Наталья Григорьевна перестаёт сердиться, она снова улыбается, только не так, как раньше, а немного грустной и застенчивой улыбкой, ну прямо как Маринка.
— Что вы думаете, я сама не понимаю? Просто досадно становится. Вы же первый на цехкоме отметите, что у нас не вся смена вышла на воскресник.
— Отмечу, — подтверждает дядя Саша, — но мы всем цехкомом вас трижды отметим, когда вы заставите Анянова почувствовать себя настоящим членом коллектива. И я убеждён, что такой цехком не за горами. Так что не падайте духом, идёмте-ка лучше к вашим людям.

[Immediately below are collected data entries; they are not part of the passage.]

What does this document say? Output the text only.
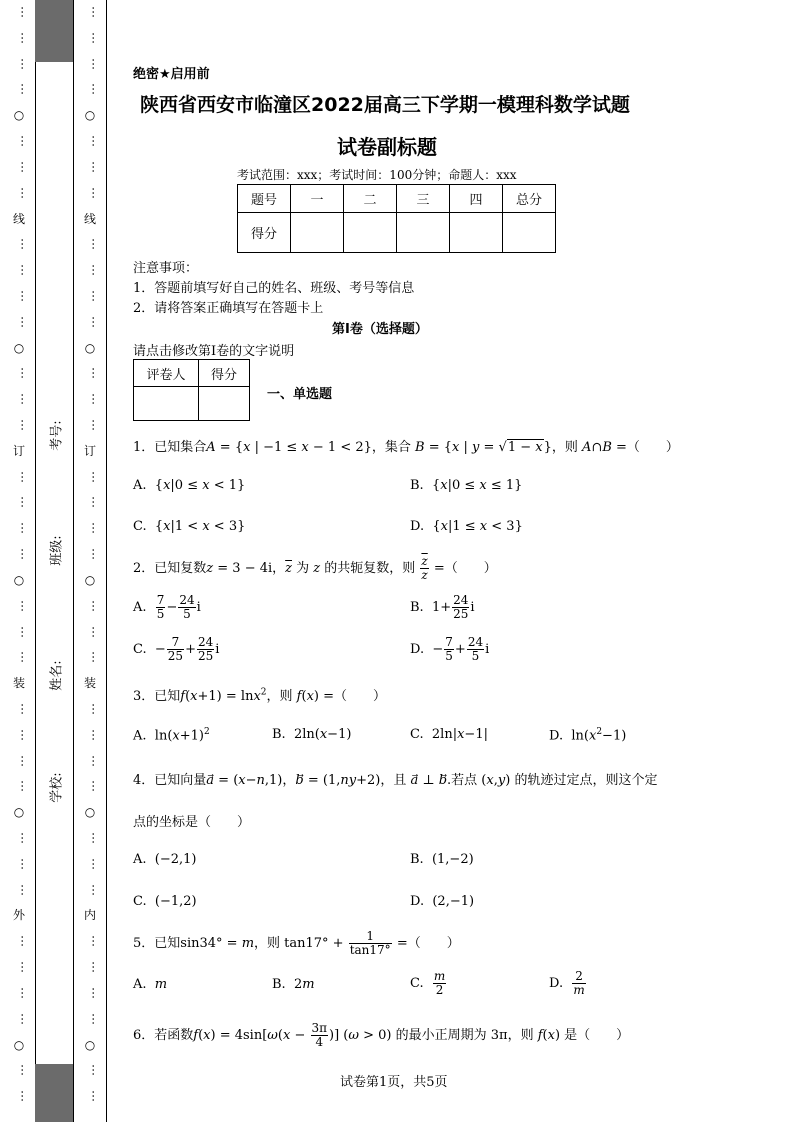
…
…
…
…
○
…
…
…
线
…
…
…
…
○
…
…
…
订
…
…
…
…
○
…
…
…
装
…
…
…
…
○
…
…
…
外
…
…
…
…
○
…
…
…
…
…
…
○
…
…
…
线
…
…
…
…
○
…
…
…
订
…
…
…
…
○
…
…
…
装
…
…
…
…
○
…
…
…
内
…
…
…
…
○
…
…
考号:
班级:
姓名:
学校:
绝密★启用前
陕西省西安市临潼区2022届高三下学期一模理科数学试题
试卷副标题
考试范围：xxx；考试时间：100分钟；命题人：xxx
题号	一	二	三	四	总分
得分					
注意事项：
1．答题前填写好自己的姓名、班级、考号等信息
2．请将答案正确填写在答题卡上
第I卷（选择题）
请点击修改第I卷的文字说明
评卷人	得分

一、单选题
1．已知集合A = {x | −1 ≤ x − 1 < 2}，集合 B = {x | y = √1 − x}，则 A∩B =（　　）
A.  {x|0 ≤ x < 1}	B.  {x|0 ≤ x ≤ 1}
C.  {x|1 < x < 3}	D.  {x|1 ≤ x < 3}
2．已知复数z = 3 − 4i，$\overline{z}$ 为 z 的共轭复数，则 $\frac{\overline{z}}{z}$ =（　　）
A. $\frac{7}{5} - \frac{24}{5}$ i	B.  $1+ \frac{24}{25}$ i
C.  − $\frac{7}{25} + \frac{24}{25}$ i	D.  − $\frac{7}{5} + \frac{24}{5}$ i
3．已知f(x+1) = lnx$^2$，则 f(x) =（　　）
A.  $\ln(x+1)^2$	B.  2ln(x−1)	C.  2ln|x−1|	D.  $\ln(x^2-1)$
4．已知向量a⃗ = (x−n,1)，b⃗ = (1,ny+2)，且 a⃗ ⊥ b⃗.若点 (x,y) 的轨迹过定点，则这个定
点的坐标是（　　）
A.  (−2,1)	B.  (1,−2)
C.  (−1,2)	D.  (2,−1)
5．已知sin34° = m，则 $\tan 17^\circ + \frac{1}{\tan 17^\circ}$ =（　　）
A. m	B.  2m	C. $\frac{m}{2}$	D. $\frac{2}{m}$
6．若函数$f(x) = 4\sin[\omega(x - \frac{3\pi}{4}$ )] (ω > 0) 的最小正周期为 3π，则 f(x) 是（　　）
试卷第1页，共5页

О Валерке дядя Саша, кажется, забыл, потому что вышел из комнаты, даже не взглянув на него. Валерка растерянно покрутился на одном месте, потом, испугавшись, что может потерять дядю Сашу, выскочил вслед за ним.
В цеховом дворе было людно и оживленно. Мужчины и женщины, почти все в одинаковых куртках и брюках, копали ямки и траншеи вокруг здания.
— Я смотрю, у вас грандиозные планы, — сказал дядя Саша Наталье Григорьевне.
— Да, — ответила она, — времени на подготовку ещё много. Хотите посмотреть наш план?
— Покажите.
— Наталья Григорьевна достала из кармана сложенную вчетверо бумажку и передала её дяде Саше. Валерке снизу не видно было, что там нарисовано, да он не очень-то и интересовался этим. Куда занятнее было смотреть, как мягко врезаются лопаты в песчаный грунт, углубляя и удлиняя траншеи.
— Ну что же, план хороший, — одобрил дядя Саша, возвращая бумажку.
— Александр Максимович! — подбегает к ним паренёк с чёрными вьющимися волосами. Глаза и брови у него тоже были чёрные, как будто их нарисовали карандашом. — Я больше не буду выпускать боевые листки!